TechCrunch Disrupt, one of the most important technology startup events of the year, returned to London’s Copperbox Arena this week – and organisers curated an event that highlighted technology that works for good as well as for profit. Julian Blake reports.
Ahead of this week’s TechCrunch Disrupt London events, a 24-hour hackathon brought together teams of developers and engineers together to devise tech solutions to some of the big challenges facing refugees fleeing conflict worldwide.
More than 21m refugees, over half under the age of 18, have been forced to flee their homes, according to UNHCR.
Techfugees, the international non-profit created last year by TechCrunch European editor Mike Butcher and led by former Migreat director Josephine Goube, is coordinating the technology industry’s response to the international refugee crisis.
The Techfugees global community now stands at more than 15,000 people, sharing information and innovating through digital across 27 countries.
Hack teams presented their plans to a panel of judges and an online audience of thousands.
The hackathon produced three winners – ReFuTweeet, ResID and Sensei Hub. Watch the winner announcement.
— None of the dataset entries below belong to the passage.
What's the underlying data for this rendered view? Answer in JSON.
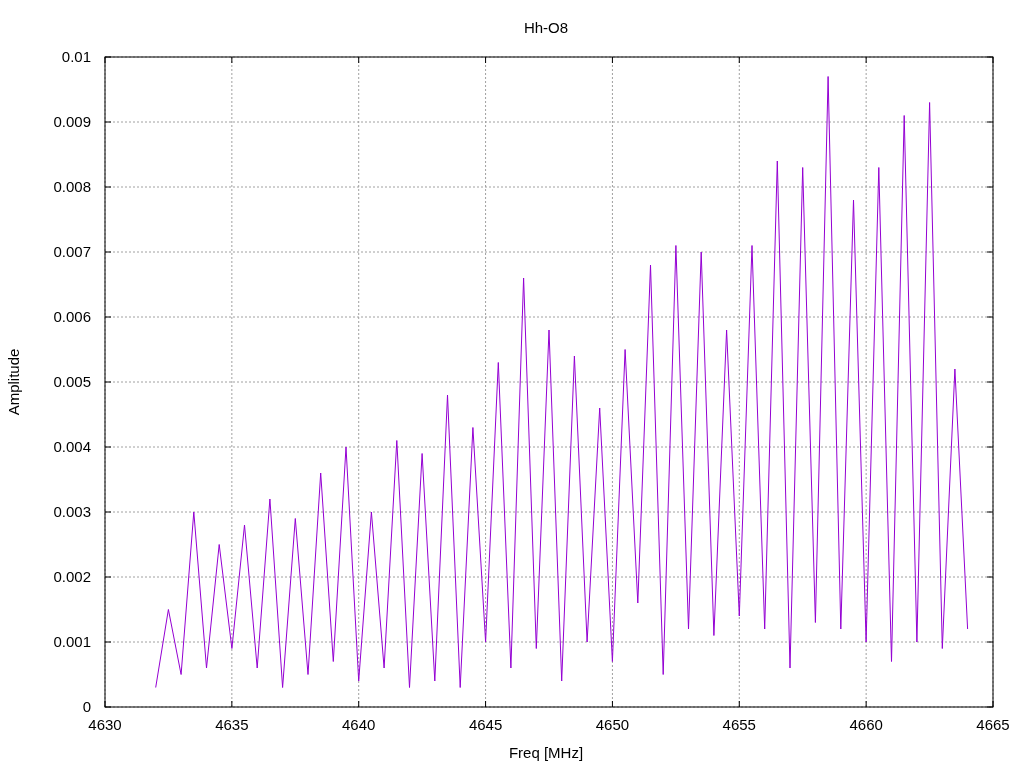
{
  "chart_data": {
    "type": "line",
    "grid": true,
    "title": "Hh-O8",
    "xlabel": "Freq [MHz]",
    "ylabel": "Amplitude",
    "xlim": [
      4630,
      4665
    ],
    "ylim": [
      0,
      0.01
    ],
    "xticks": [
      4630,
      4635,
      4640,
      4645,
      4650,
      4655,
      4660,
      4665
    ],
    "yticks": [
      0,
      0.001,
      0.002,
      0.003,
      0.004,
      0.005,
      0.006,
      0.007,
      0.008,
      0.009,
      {
        "value": 0.01,
        "label": "0.01"
      }
    ],
    "x": [
      4632,
      4632.5,
      4633,
      4633.5,
      4634,
      4634.5,
      4635,
      4635.5,
      4636,
      4636.5,
      4637,
      4637.5,
      4638,
      4638.5,
      4639,
      4639.5,
      4640,
      4640.5,
      4641,
      4641.5,
      4642,
      4642.5,
      4643,
      4643.5,
      4644,
      4644.5,
      4645,
      4645.5,
      4646,
      4646.5,
      4647,
      4647.5,
      4648,
      4648.5,
      4649,
      4649.5,
      4650,
      4650.5,
      4651,
      4651.5,
      4652,
      4652.5,
      4653,
      4653.5,
      4654,
      4654.5,
      4655,
      4655.5,
      4656,
      4656.5,
      4657,
      4657.5,
      4658,
      4658.5,
      4659,
      4659.5,
      4660,
      4660.5,
      4661,
      4661.5,
      4662,
      4662.5,
      4663,
      4663.5,
      4664
    ],
    "series": [
      {
        "color": "#9400d3",
        "values": [
          0.0003,
          0.0015,
          0.0005,
          0.003,
          0.0006,
          0.0025,
          0.0009,
          0.0028,
          0.0006,
          0.0032,
          0.0003,
          0.0029,
          0.0005,
          0.0036,
          0.0007,
          0.004,
          0.0004,
          0.003,
          0.0006,
          0.0041,
          0.0003,
          0.0039,
          0.0004,
          0.0048,
          0.0003,
          0.0043,
          0.001,
          0.0053,
          0.0006,
          0.0066,
          0.0009,
          0.0058,
          0.0004,
          0.0054,
          0.001,
          0.0046,
          0.0007,
          0.0055,
          0.0016,
          0.0068,
          0.0005,
          0.0071,
          0.0012,
          0.007,
          0.0011,
          0.0058,
          0.0014,
          0.0071,
          0.0012,
          0.0084,
          0.0006,
          0.0083,
          0.0013,
          0.0097,
          0.0012,
          0.0078,
          0.001,
          0.0083,
          0.0007,
          0.0091,
          0.001,
          0.0093,
          0.0009,
          0.0052,
          0.0012
        ]
      }
    ]
  }
}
“We’re looking for smart and innovative ways to use Whatsapp, Facebook or more old-school tech like Bluetooth and text into powerful tech to solve challenges,” Goube told DigitalAgenda ahead of the hackathon. “We are hoping to see some kind of clever chatbot, maybe a clever Facebook app or automatised matching system for translators with situations.”
The winning teams from the Techfugees challenge will be given a year’s membership to TechHub, offering access to workspace, a global entrepreneur network and a growth support programme. They’ll also visit the Grande Synthe refugee camp in Dunkirk and receive support, mentorship and promotion from Techfugees HQ.
Techfugees is pushing a crowdfunding campaign on gofundme to raise £100,000 to deploy tech solutions in northern France, Greece and Jordan. As of Friday December 2 the fund stood at just under £2,800. “We need to push more,” agreed Goube, pointing to difficulties conveying the benefits of complex long-term projects.
“The money is going into supporting a refugee learning French and making friends, into a refugee knowing how to code and thinking of starting an app business, into a refugee couple able to reach out daily to their families back in the country and building emotional resilience,” explained Goube. “These things take time.”
The TCD hackathon was supported by Twilio, IBM Watson and Amazon Alexa.
Elsewhere at TechCrunch Disrupt, speakers included Google DeepMind’s Mustafa Suleyman, who is leading the company’s efforts to use artificial intelligence for good in hospitals and elsewhere, and there ws an on-stage appearance r4o fast-rising 3D body scanning business Open Bionics.